Corn/corn = Maize/maize = Zea mays
Data Stewardship to Achieve Data Integrity
• Ensures data reusability, accessibility, and quality
• Has consistent data definitions, data aliases
• Metadata (data about data) enables organized information retrieval
• Integrated, enterprise-wide view of the data provides the foundation for the shared data
7
Standardizing metadata is important for data integrity, reproducibility and accessibility
Raw (dirty)
data
Metadata (Crop, Insect,
Plant stage and Gen)
Curated data
Clean and consistent Data
Dashboards - analytics DB 3 (Oracle) PostgreSQL
API API
dataCuratoR: Automated data standardization
of real-time insect assay data to enable decisions
CRON
8
DB1 DB2
Decisions
Automation increased accuracy and
minimized resource usage
9
• Data access
• Requirement gathering
• Patterns, missing data and
inconsistencies
• Source for answers
• Manual curation
• Programming
• More patterns,
gaps and
inconsistencies?
• Maintenance &
enhancements
• Minimal coding
• Patterns, gaps
and
inconsistencies
• Coding & APIs
• More patterns,
inconsistances?
• Maintenance &
enchantements
• Minimal coding
FY16
2.2 Resource
hours
FY17
0.9 Resource
hours
FY18
0.4 Resource
hours
FY19
0.3 Resource
hours
Increased data
accessibility
Documentation
01
02
03
04
Software best practices were followed to
ensure reusability of code
Version control
Code Review
Unit testing
10
Minimizing sampling points by predicting
protein expression saved resource and time
Stage 1 Stage 2 Stage 3 Stage 4 Stage 5 Stage 6
+ +
Stage 1 Stage 2 Stage 3 Stage 4 Stage 5 Stage 6
+ +
ML
11
Thanks
12

More Related Content

Similar to Bad Data is No Better Than No Data - Impact of Automation in Data Stewardship workflows

SBSF presentation at RVSKVV, Gwalior, 20/07/2020
SBSF presentation at RVSKVV, Gwalior, 20/07/2020SBSF presentation at RVSKVV, Gwalior, 20/07/2020
SBSF presentation at RVSKVV, Gwalior, 20/07/2020Dr.
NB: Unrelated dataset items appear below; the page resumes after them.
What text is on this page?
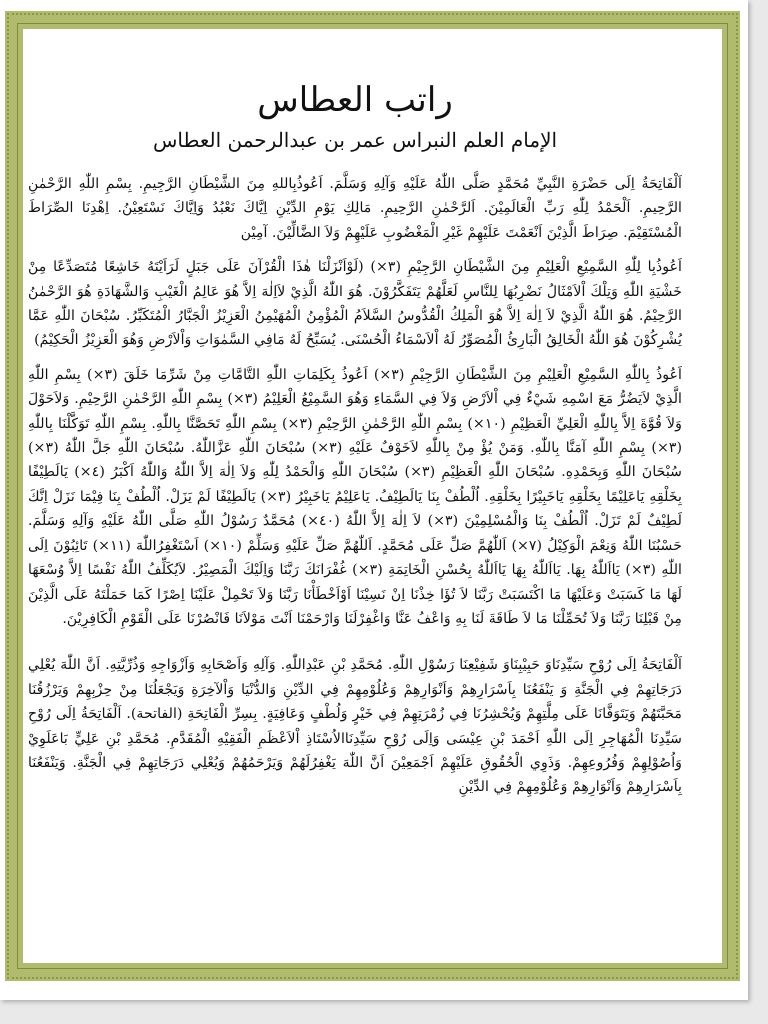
راتب العطاس
الإمام العلم النبراس عمر بن عبدالرحمن العطاس

اَلْفَاتِحَةُ اِلَى حَضْرَةِ النَّبِيِّ مُحَمَّدٍ صَلَّى اللّٰهُ عَلَيْهِ وَآلِهِ وَسَلَّمَ. اَعُوذُبِاللهِ مِنَ الشَّيْطَانِ الرَّجِيمِ. بِسْمِ اللّٰهِ الرَّحْمٰنِ الرَّحِيمِ. اَلْحَمْدُ لِلّٰهِ رَبِّ الْعَالَمِيْنَ. اَلرَّحْمٰنِ الرَّحِيمِ. مَالِكِ يَوْمِ الدِّيْنِ اِيَّاكَ نَعْبُدُ وَاِيَّاكَ نَسْتَعِيْنُ. اِهْدِنَا الصِّرَاطَ الْمُسْتَقِيْمَ. صِرَاطَ الَّذِيْنَ اَنْعَمْتَ عَلَيْهِمْ غَيْرِ الْمَغْضُوبِ عَلَيْهِمْ وَلاَ الضَّالِّيْنَ. آمِيْن

اَعُوذُبِا لِلّٰهِ السَّمِيْعِ الْعَلِيْمِ مِنَ الشَّيْطَانِ الرَّجِيْمِ (٣×) (لَوْاَنْزَلْنَا هٰذَا الْقُرْآنَ عَلَى جَبَلٍ لَرَاَيْتَهُ خَاشِعًا مُتَصَدِّعًا مِنْ خَشْيَةِ اللّٰهِ وَتِلْكَ اْلاَمْثَالُ نَضْرِبُهَا لِلنَّاسِ لَعَلَّهُمْ يَتَفَكَّرُوْنَ. هُوَ اللّٰهُ الَّذِيْ لاَاِلٰهَ اِلاَّ هُوَ عَالِمُ الْغَيْبِ وَالشَّهَادَةِ هُوَ الرَّحْمٰنُ الرَّحِيْمُ. هُوَ اللّٰهُ الَّذِيْ لاَ اِلٰهَ اِلاَّ هُوَ الْمَلِكُ الْقُدُّوسُ السَّلاَمُ الْمُؤْمِنُ الْمُهَيْمِنُ الْعَزِيْزُ الْجَبَّارُ الْمُتَكَبِّرُ. سُبْحَانَ اللّٰهِ عَمَّا يُشْرِكُوْنَ هُوَ اللّٰهُ الْخَالِقُ الْبَارِئُ الْمُصَوِّرُ لَهُ اْلاَسْمَاءُ الْحُسْنَى. يُسَبِّحُ لَهُ مَافِي السَّمٰوَاتِ وَاْلاَرْضِ وَهُوَ الْعَزِيْزُ الْحَكِيْمُ)

اَعُوذُ بِاللّٰهِ السَّمِيْعِ الْعَلِيْمِ مِنَ الشَّيْطَانِ الرَّجِيْمِ (٣×) اَعُوذُ بِكَلِمَاتِ اللّٰهِ التَّامَّاتِ مِنْ شَرِّمَا خَلَقَ (٣×) بِسْمِ اللّٰهِ الَّذِيْ لاَيَضُرُّ مَعَ اسْمِهِ شَيْءٌ فِي اْلاَرْضِ وَلاَ فِي السَّمَاءِ وَهُوَ السَّمِيْعُ الْعَلِيْمُ (٣×) بِسْمِ اللّٰهِ الرَّحْمٰنِ الرَّحِيْمِ. وَلاَحَوْلَ وَلاَ قُوَّةَ اِلاَّ بِاللّٰهِ الْعَلِيِّ الْعَظِيْمِ (١٠×) بِسْمِ اللّٰهِ الرَّحْمٰنِ الرَّحِيْمِ (٣×) بِسْمِ اللّٰهِ تَحَصَّنَّا بِاللّٰهِ. بِسْمِ اللّٰهِ تَوَكَّلْنَا بِاللّٰهِ (٣×) بِسْمِ اللّٰهِ آمَنَّا بِاللّٰهِ. وَمَنْ يُؤْ مِنْ بِاللّٰهِ لاَخَوْفٌ عَلَيْهِ (٣×) سُبْحَانَ اللّٰهِ عَزَّاللّٰهُ. سُبْحَانَ اللّٰهِ جَلَّ اللّٰهُ (٣×) سُبْحَانَ اللّٰهِ وَبِحَمْدِهِ. سُبْحَانَ اللّٰهِ الْعَظِيْمِ (٣×) سُبْحَانَ اللّٰهِ وَالْحَمْدُ لِلّٰهِ وَلاَ اِلٰهَ اِلاَّ اللّٰهُ وَاللّٰهُ اَكْبَرُ (٤×) يَالَطِيْفًا بِخَلْقِهِ يَاعَلِيْمًا بِخَلْقِهِ يَاخَبِيْرًا بِخَلْقِهِ. اُلْطُفْ بِنَا يَالَطِيْفُ. يَاعَلِيْمُ يَاخَبِيْرُ (٣×) يَالَطِيْفًا لَمْ يَزَلْ. اُلْطُفْ بِنَا فِيْمَا نَزَلْ اِنَّكَ لَطِيْفٌ لَمْ تَزَلْ. اُلْطُفْ بِنَا وَالْمُسْلِمِيْنَ (٣×) لاَ اِلٰهَ اِلاَّ اللّٰهُ (٤٠×) مُحَمَّدٌ رَسُوْلُ اللّٰهِ صَلَّى اللّٰهُ عَلَيْهِ وَآلِهِ وَسَلَّمَ. حَسْبُنَا اللّٰهُ وَنِعْمَ الْوَكِيْلُ (٧×) اَللّٰهُمَّ صَلِّ عَلَى مُحَمَّدٍ. اَللّٰهُمَّ صَلِّ عَلَيْهِ وَسَلِّمْ (١٠×) اَسْتَغْفِرُاللّٰهَ (١١×) تَائِبُوْنَ اِلَى اللّٰهِ (٣×) يَااَللّٰهُ بِهَا. يَااَللّٰهُ بِهَا يَااَللّٰهُ بِحُسْنِ الْخَاتِمَةِ (٣×) غُفْرَانَكَ رَبَّنَا وَاِلَيْكَ الْمَصِيْرُ. لاَيُكَلِّفُ اللّٰهُ نَفْسًا اِلاَّ وُسْعَهَا لَهَا مَا كَسَبَتْ وَعَلَيْهَا مَا اكْتَسَبَتْ رَبَّنَا لاَ تُؤَا خِذْنَا اِنْ نَسِيْنَا اَوْاَخْطَأْنَا رَبَّنَا وَلاَ تَحْمِلْ عَلَيْنَا اِصْرًا كَمَا حَمَلْتَهُ عَلَى الَّذِيْنَ مِنْ قَبْلِنَا رَبَّنَا وَلاَ تُحَمِّلْنَا مَا لاَ طَاقَةَ لَنَا بِهِ وَاعْفُ عَنَّا وَاغْفِرْلَنَا وَارْحَمْنَا اَنْتَ مَوْلاَنَا فَانْصُرْنَا عَلَى الْقَوْمِ الْكَافِرِيْنَ.

اَلْفَاتِحَةُ اِلَى رُوْحِ سَيِّدِنَاوَ حَبِيْبِنَاوَ شَفِيْعِنَا رَسُوْلِ اللّٰهِ. مُحَمَّدِ بْنِ عَبْدِاللّٰهِ. وَآلِهِ وَاَصْحَابِهِ وَاَزْوَاجِهِ وَذُرِّيَّتِهِ. اَنَّ اللّٰهَ يُعْلِي دَرَجَاتِهِمْ فِي الْجَنَّةِ وَ يَنْفَعُنَا بِاَسْرَارِهِمْ وَاَنْوَارِهِمْ وَعُلُوْمِهِمْ فِي الدِّيْنِ وَالدُّنْيَا وَاْلآخِرَةِ وَيَجْعَلُنَا مِنْ حِزْبِهِمْ وَيَرْزُقُنَا مَحَبَّتَهُمْ وَيَتَوَفَّانَا عَلَى مِلَّتِهِمْ وَيُحْشِرُنَا فِي زُمْرَتِهِمْ فِي خَيْرٍ وَلُطْفٍ وَعَافِيَةٍ. بِسِرِّ الْفَاتِحَةِ (الفاتحة). اَلْفَاتِحَةُ اِلَى رُوْحِ سَيِّدِنَا الْمُهَاجِرِ اِلَى اللّٰهِ اَحْمَدَ بْنِ عِيْسَى وَاِلَى رُوْحِ سَيِّدِنَاالاُسْتَاذِ اْلاَعْظَمِ الْفَقِيْهِ الْمُقَدَّمِ. مُحَمَّدِ بْنِ عَلِيٍّ بَاعَلَوِيْ وَاُصُوْلِهِمْ وَفُرُوعِهِمْ. وَذَوِي الْحُقُوقِ عَلَيْهِمْ اَجْمَعِيْنَ اَنَّ اللّٰهَ يَغْفِرُلَهُمْ وَيَرْحَمُهُمْ وَيُعْلِي دَرَجَاتِهِمْ فِي الْجَنَّةِ. وَيَنْفَعُنَا بِاَسْرَارِهِمْ وَاَنْوَارِهِمْ وَعُلُوْمِهِمْ فِي الدِّيْنِ
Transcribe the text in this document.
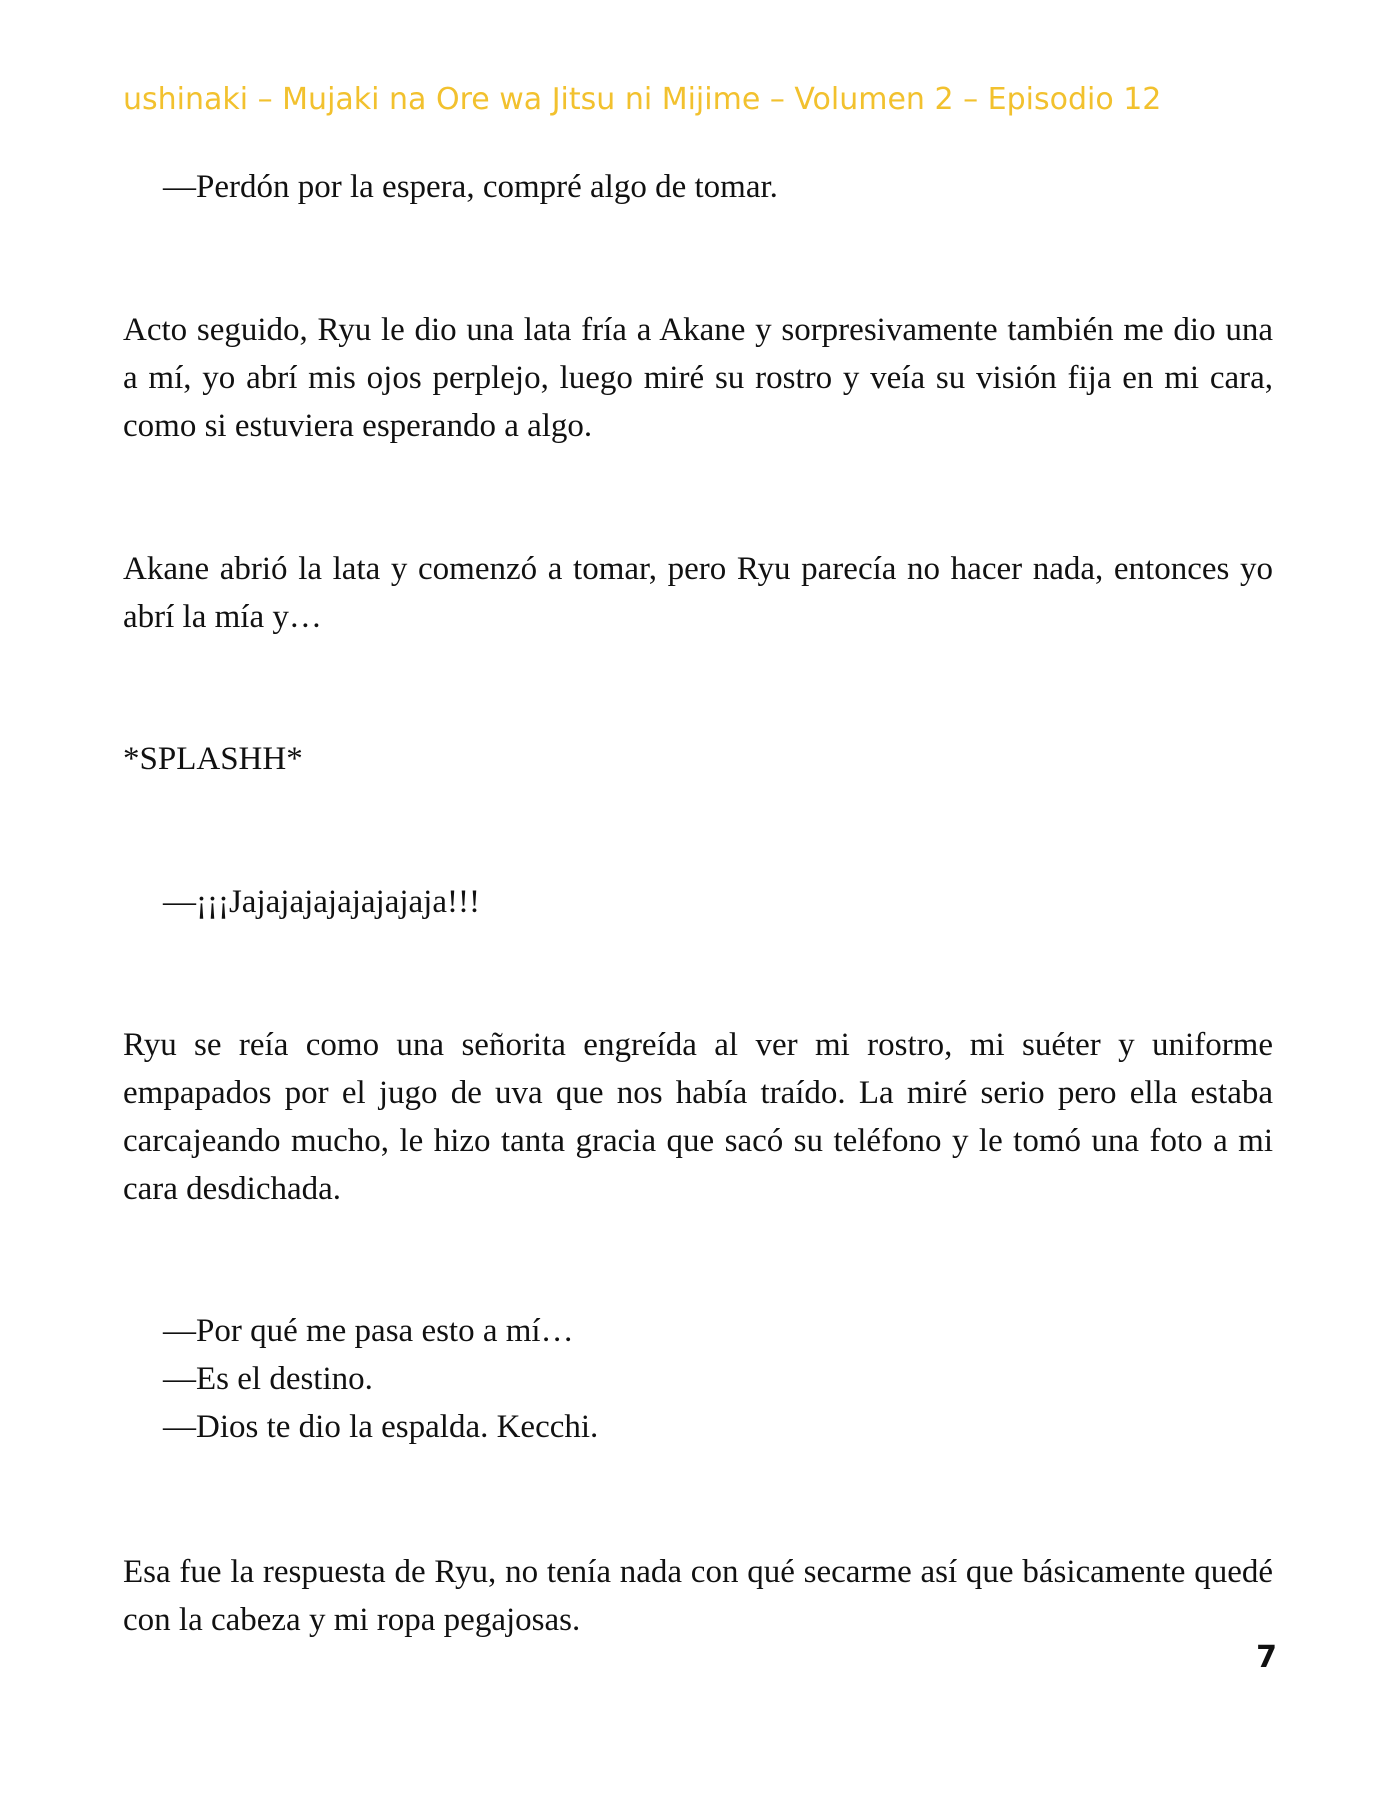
ushinaki – Mujaki na Ore wa Jitsu ni Mijime – Volumen 2 – Episodio 12
—Perdón por la espera, compré algo de tomar.
Acto seguido, Ryu le dio una lata fría a Akane y sorpresivamente también me dio una a mí, yo abrí mis ojos perplejo, luego miré su rostro y veía su visión fija en mi cara, como si estuviera esperando a algo.
Akane abrió la lata y comenzó a tomar, pero Ryu parecía no hacer nada, entonces yo abrí la mía y…
*SPLASHH*
—¡¡¡Jajajajajajajajaja!!!
Ryu se reía como una señorita engreída al ver mi rostro, mi suéter y uniforme empapados por el jugo de uva que nos había traído. La miré serio pero ella estaba carcajeando mucho, le hizo tanta gracia que sacó su teléfono y le tomó una foto a mi cara desdichada.
—Por qué me pasa esto a mí…
—Es el destino.
—Dios te dio la espalda. Kecchi.
Esa fue la respuesta de Ryu, no tenía nada con qué secarme así que básicamente quedé con la cabeza y mi ropa pegajosas.
7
Mukti Sadhan Basu, Ph.D
 
DDRS Presentation Dec 19
DDRS Presentation Dec 19DDRS Presentation Dec 19
DDRS Presentation Dec 19Stealth Project
 
Plant Leaf Recognition Using Machine Learning: A Review
Plant Leaf Recognition Using Machine Learning: A ReviewPlant Leaf Recognition Using Machine Learning: A Review
Plant Leaf Recognition Using Machine Learning: A ReviewIRJET Journal
 
BigDataInPractice_EXLPHARMA_KOCH
BigDataInPractice_EXLPHARMA_KOCHBigDataInPractice_EXLPHARMA_KOCH
BigDataInPractice_EXLPHARMA_KOCHJohn Koch
 
Data Quality and the FAIR principles
Data Quality and the FAIR principlesData Quality and the FAIR principles
Data Quality and the FAIR principlesAmrapali Zaveri, PhD
 
Implementation of mobile computing system to support the management of the op...
Implementation of mobile computing system to support the management of the op...Implementation of mobile computing system to support the management of the op...
Implementation of mobile computing system to support the management of the op...CIAT
 
Analysis and prediction of seed quality using machine learning
Analysis and prediction of seed quality using machine learning Analysis and prediction of seed quality using machine learning
Analysis and prediction of seed quality using machine learning IJECEIAES
 
Herbal plant recognition using deep convolutional neural network
Herbal plant recognition using deep convolutional neural networkHerbal plant recognition using deep convolutional neural network
Herbal plant recognition using deep convolutional neural networkjournalBEEI
 
Artifical Intelligence in DEMETER
Artifical Intelligence in DEMETERArtifical Intelligence in DEMETER
Artifical Intelligence in DEMETERH2020 DEMETER
 
A global information portal to facilitate and promote accessibility and ratio...
A global information portal to facilitate and promote accessibility and ratio...A global information portal to facilitate and promote accessibility and ratio...
A global information portal to facilitate and promote accessibility and ratio...IAALD Community
 
Data Virtualization Modernizes Biobanking
Data Virtualization Modernizes BiobankingData Virtualization Modernizes Biobanking
Data Virtualization Modernizes BiobankingDenodo
 
eROSA Stakeholder WS1: Ontological annotations supporting FAIR agricultural data
eROSA Stakeholder WS1: Ontological annotations supporting FAIR agricultural dataeROSA Stakeholder WS1: Ontological annotations supporting FAIR agricultural data
eROSA Stakeholder WS1: Ontological annotations supporting FAIR agricultural datae-ROSA
 
The Importance Of Data Mining By Musa Mohd. Nordin, Noor
The Importance Of Data Mining By Musa Mohd. Nordin, NoorThe Importance Of Data Mining By Musa Mohd. Nordin, Noor
The Importance Of Data Mining By Musa Mohd. Nordin, Noormuzkara
 
Genesys: Online portal to Genebank Data
Genesys: Online portal to Genebank DataGenesys: Online portal to Genebank Data
Genesys: Online portal to Genebank DataLuigi Guarino
 
A FAIR Data Sharing Framework for Large-Scale Human Cancer Proteogenomics
A FAIR Data Sharing Framework for Large-Scale Human Cancer ProteogenomicsA FAIR Data Sharing Framework for Large-Scale Human Cancer Proteogenomics
A FAIR Data Sharing Framework for Large-Scale Human Cancer ProteogenomicsBrett Tully
 

Similar to Bad Data is No Better Than No Data - Impact of Automation in Data Stewardship workflows (20)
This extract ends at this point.